One of the most common tools for governing internet pharmacy is accreditation and certification, though only 7 percent of responding countries have a national process for certifying, accrediting, or regulating internet pharmacies (WHO, 2011). Most of these countries are in Europe, and all are either in the World Bank’s high-income or upper-middle-income groups (WHO, 2011). A few countries have an accreditation process for their own internet pharmacies, but internet commerce is transnational. Legislation on internet pharmacies outside of a country’s jurisdiction is even less common; only 25 percent of the 144 countries surveyed have legislation governing the purchase of medicine from foreign countries (WHO, 2011). The countries that allow purchasing from online pharmacies abroad are mostly in Europe (WHO, 2011), where the single market has hastened consideration of trans-national commerce. Perhaps concern about the practicality of enforcing laws against internet drug sales prevents countries from passing them. It may also seem futile to ask internet drug sellers to observe the same standards registered pharmacies do, such as requiring doctor’s prescription for controlled medicines, when “national rules banning the sale of drugs without a prescription can be easily overcome” (Levaggi et al., 2012, p. 245).
FIGURE 5-6 Legislation of internet pharmacy operations by WHO region.

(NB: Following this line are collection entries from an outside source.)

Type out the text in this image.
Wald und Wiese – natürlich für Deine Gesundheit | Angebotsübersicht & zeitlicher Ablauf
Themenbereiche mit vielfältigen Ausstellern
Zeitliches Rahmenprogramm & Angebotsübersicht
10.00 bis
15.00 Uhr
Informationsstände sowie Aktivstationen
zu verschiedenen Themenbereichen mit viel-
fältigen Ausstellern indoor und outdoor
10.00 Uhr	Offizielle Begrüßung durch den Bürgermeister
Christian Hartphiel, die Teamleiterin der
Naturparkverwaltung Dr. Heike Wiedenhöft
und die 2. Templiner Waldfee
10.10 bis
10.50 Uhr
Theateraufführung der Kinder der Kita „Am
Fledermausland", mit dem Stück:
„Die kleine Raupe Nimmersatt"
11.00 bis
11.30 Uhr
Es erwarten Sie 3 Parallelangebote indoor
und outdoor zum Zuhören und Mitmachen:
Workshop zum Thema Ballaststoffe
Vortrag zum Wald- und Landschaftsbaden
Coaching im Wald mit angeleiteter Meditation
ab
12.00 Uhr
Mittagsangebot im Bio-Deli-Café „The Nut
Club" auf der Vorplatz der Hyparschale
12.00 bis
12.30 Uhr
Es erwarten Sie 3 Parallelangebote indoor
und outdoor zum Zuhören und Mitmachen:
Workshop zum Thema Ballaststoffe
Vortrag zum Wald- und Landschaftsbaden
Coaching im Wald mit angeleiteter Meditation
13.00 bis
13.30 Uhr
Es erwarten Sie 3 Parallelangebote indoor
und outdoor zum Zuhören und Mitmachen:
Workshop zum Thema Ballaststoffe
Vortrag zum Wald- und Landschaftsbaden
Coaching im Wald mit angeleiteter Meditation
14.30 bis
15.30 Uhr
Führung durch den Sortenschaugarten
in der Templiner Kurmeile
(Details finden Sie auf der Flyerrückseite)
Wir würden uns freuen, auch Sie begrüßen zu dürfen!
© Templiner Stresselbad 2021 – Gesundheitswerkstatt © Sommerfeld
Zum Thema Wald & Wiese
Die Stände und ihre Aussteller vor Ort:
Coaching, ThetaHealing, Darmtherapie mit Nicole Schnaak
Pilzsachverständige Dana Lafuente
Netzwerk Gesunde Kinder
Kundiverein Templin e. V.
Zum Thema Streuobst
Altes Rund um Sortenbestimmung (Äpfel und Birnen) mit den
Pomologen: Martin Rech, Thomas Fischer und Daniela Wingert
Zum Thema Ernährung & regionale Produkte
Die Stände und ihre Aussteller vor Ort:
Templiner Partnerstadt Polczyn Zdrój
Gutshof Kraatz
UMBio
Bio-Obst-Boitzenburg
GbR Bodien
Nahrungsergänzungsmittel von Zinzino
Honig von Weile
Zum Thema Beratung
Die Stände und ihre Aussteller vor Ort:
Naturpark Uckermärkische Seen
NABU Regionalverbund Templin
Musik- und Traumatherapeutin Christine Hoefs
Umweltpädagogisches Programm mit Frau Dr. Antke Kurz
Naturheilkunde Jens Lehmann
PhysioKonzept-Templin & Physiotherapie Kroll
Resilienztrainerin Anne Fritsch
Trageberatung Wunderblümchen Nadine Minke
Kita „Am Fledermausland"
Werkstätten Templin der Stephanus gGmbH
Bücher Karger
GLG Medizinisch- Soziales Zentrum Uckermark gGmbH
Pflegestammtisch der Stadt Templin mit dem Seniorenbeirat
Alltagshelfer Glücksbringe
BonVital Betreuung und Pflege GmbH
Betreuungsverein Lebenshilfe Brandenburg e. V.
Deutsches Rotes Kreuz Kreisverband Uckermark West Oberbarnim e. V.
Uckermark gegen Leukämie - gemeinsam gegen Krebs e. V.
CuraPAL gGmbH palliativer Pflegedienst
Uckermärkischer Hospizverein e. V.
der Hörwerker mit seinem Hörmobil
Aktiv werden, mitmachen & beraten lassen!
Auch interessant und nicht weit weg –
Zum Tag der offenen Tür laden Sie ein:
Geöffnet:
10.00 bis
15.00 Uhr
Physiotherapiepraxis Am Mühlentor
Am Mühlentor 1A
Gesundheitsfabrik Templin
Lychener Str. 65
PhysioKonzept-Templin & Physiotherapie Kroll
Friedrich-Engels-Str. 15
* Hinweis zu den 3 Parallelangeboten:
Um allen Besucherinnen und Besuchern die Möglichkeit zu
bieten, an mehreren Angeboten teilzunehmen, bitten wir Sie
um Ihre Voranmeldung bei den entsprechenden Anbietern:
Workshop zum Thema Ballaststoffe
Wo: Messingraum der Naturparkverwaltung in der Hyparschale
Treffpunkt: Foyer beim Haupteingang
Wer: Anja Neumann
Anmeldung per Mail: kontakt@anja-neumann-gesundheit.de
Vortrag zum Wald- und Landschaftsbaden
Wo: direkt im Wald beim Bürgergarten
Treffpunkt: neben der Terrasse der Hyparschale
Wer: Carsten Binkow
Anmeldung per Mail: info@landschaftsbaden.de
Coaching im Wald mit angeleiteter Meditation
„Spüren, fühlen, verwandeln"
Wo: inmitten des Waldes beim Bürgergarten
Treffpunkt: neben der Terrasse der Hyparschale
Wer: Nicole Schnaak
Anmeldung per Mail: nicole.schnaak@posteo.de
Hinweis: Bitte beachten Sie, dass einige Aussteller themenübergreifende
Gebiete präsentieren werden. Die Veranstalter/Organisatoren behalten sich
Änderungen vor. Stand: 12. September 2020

NOTE: WHO = World Health Organization.
SOURCE: WHO, 2011.
Just as often, restrictions and quality controls for online pharmacies are not, in fact, violated because many internet pharmacies operate out of countries that have no such restrictions. Rogue internet pharmacies, those that sell dangerous products and avoid inspections, commonly operate from low- and middle-income countries (Baert and De Spiegeleer, 2010; FDA, 2005). The United Nations Office on Development and Crime (UNODC) reckons India supplies the most drugs for illegal online pharmacies (UNODC, 2010). Although regulatory agencies can ask foreign governments to close online drug stores, it is difficult to prevent them from reopening at a different address (Ivanitskaya et al., 2010). Because the products are sent through courier or postal services, customs and border officers may also stop the imported drugs at the port of entry (Ivanitskaya et al., 2010).
Some of the more reputable-looking internet drug sellers keep up the pretense of having patients complete a health questionnaire before buying drugs, but many do not (Ivanitskaya et al., 2010; Orizio et al., 2011). Far more variable is the requirement for a doctor’s prescription (Orizio et al., 2011). A European study found 62 percent of medicines bought online to be falsified or substandard or both (EAASM, 2008). The U.S. Government Accountability Office found that only about 20 percent of the 21 online pharmacy samples were falsified, though another three samples were possibly degraded (GAO, 2004).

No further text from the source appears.